Dampak peternakan terhadap lingkungan

Dampak peternakan terhadap lingkungan merupakan isu yang menjadit treding sorotan publik saat ini, karena banyaknya dampak yang ditimbulkan oleh kegiatan peternakan dalam konteks negatif maupun positif di lingkungan masyarakat, sehingganya kegiatan peternakan ini bisa menjadi salah satu masalah terhadap masyarakat ketika dampak yang ditimbulkan itu bersifat negatif dan bisa menjadi salah satu keuntungan bagi masyarakat ketika hal yang ditimbulkan itu bersifat positif.[1]

Latar Belakang

Menurut Undang-Undang no. 6/1967, ternak adalah “Hewan piaraan, atau hewan yang dipelihara oleh manusia yang hidupnya yakni mengenal tempatnya, makanannya dan perkembang-biakannya serta manfaatnya, diatur dan diawasi oleh manusia, dipellihara khusus sebagai penghasil bahan-bahan dan jasa-jasa yang berguna bagi kepentingan hidup manusia”.[2]

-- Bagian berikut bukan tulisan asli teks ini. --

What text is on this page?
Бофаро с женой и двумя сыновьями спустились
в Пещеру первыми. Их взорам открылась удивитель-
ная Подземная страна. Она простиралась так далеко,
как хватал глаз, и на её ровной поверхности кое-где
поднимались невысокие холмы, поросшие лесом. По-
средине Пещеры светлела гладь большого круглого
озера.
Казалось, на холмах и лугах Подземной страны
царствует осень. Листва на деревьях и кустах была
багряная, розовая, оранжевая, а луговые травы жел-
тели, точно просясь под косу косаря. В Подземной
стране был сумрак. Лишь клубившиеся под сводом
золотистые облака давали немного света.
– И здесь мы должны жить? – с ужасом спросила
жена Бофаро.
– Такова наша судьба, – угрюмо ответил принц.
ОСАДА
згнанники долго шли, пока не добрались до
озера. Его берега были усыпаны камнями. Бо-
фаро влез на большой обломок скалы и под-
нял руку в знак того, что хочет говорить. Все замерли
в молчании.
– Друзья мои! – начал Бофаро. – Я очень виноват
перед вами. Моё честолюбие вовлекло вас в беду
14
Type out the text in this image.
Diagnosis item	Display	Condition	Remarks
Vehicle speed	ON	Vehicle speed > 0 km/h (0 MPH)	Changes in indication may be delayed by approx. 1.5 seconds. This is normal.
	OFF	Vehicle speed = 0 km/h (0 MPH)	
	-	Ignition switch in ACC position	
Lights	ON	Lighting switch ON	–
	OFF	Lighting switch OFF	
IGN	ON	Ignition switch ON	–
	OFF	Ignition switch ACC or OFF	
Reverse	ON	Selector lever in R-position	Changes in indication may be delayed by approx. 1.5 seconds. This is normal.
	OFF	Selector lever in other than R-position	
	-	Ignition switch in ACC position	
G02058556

Sapi merupakan salah satu komoditas hewan animalia yang memiliki tubuh besar dan hidup di darat, sapi juga sering kali dijadikan oleh masyarakat sebagai hewan ternak, ini dikarenakan sapi merupakan hewan yang memiliki nilai jual yang tinggi. Oleh karena itu tidak sedikit masyarakat yang menjadikan sapi sebagai salah satu hewan ternak meraka

Dampak dari peternakan hewan terhadap lingkungan dapat, bervariasi karena beragamnya kegiatan pertanian yang dilakukan di seluruh dunia. Meskipun demikian, semua kegiatan pertanian diketahui memiliki banyak sekali dampak terhadap lingkungan sampai batas tertentu. Peternakan, khususnya produksi daging, dapat menyebabkan polusi, emisi gas rumah kaca, berkurangnya keanekaragaman hayati, penyakit, konsumsi lahan, makanan, dan air secara signifikan. Daging dapat diperoleh melalui berbagai metode, termasuk pertanian organik, peternakan bebas, produksi ternak intensif, dan pertanian subsisten. Sektor peternakan juga mencakup produksi wol, telur dan susu.

Dampak

Peternakan merupakan salah satu penghasil emisi gas rumah kaca yang cukup besar. Sapi, domba, dan hewan ruminansia lainnya mencerna makanannya melalui fermentasi enterik, dan sendawa mereka merupakan sumber utama emisi metana dari penggunaan lahan, perubahan penggunaan lahan, dan kehutanan. Bersama dengan metana dan dinitrogen oksida dari kotoran ternak, hal ini menjadikan peternakan sebagai sumber utama emisi gas rumah kaca dari kegiatan pertanian. Mengurangi konsumsi daging secara besar besaran sangat penting, karena cara ini dapat membantu mengurangi dampak perubahan iklim, terutama ketika populasi manusia diperkirakan meningkat sebesar 2,3 miliar pada pertengahan abad ini.[3]

sejarah ternak

Contoh kasus

Pada tahun 2006, Organisasi Pangan dan Pertanian Perserikatan Bangsa-Bangsa (FAO) menerbitkan sebuah penelitian berjudul “Bayangan Panjang Peternakan (Livestock’s Long Shadow),” yang mendapat perhatian luas secara global. Disebutkan bahwa ternak memberikan kontribusi sebesar 18% emisi gas rumah kaca dunia. FAO menarik kesimpulan yang mengejutkan: Peternakan memberikan kontribusi yang lebih banyak dalam kerusakan lingkungan dibanding semua moda transportasi digabung. Hal itu mendorong setiap negara untuk memiliki kebijakan yang focus pada masalah degradasi lahan, perubahan iklim dan polusi udara, kekurangan air dan polusinya, serta berkurangnya biodiversitas.[4]

Referensi

  1. ^ Rebecca (2022-08-05). "The Environmental Cost of Animal Agriculture". IAPWA (dalam bahasa Inggris). Diakses tanggal 2023-12-18. 
  2. ^ "UU No. 6 Tahun 1967". Database Peraturan | JDIH BPK. Diakses tanggal 2023-12-21. 
  3. ^ Carrington, Damian; editor, Damian Carrington Environment (2018-10-10). "Huge reduction in meat-eating 'essential' to avoid climate breakdown". The Guardian (dalam bahasa Inggris). ISSN 0261-3077. Diakses tanggal 2023-12-28. 
  4. ^ "PB ISPI".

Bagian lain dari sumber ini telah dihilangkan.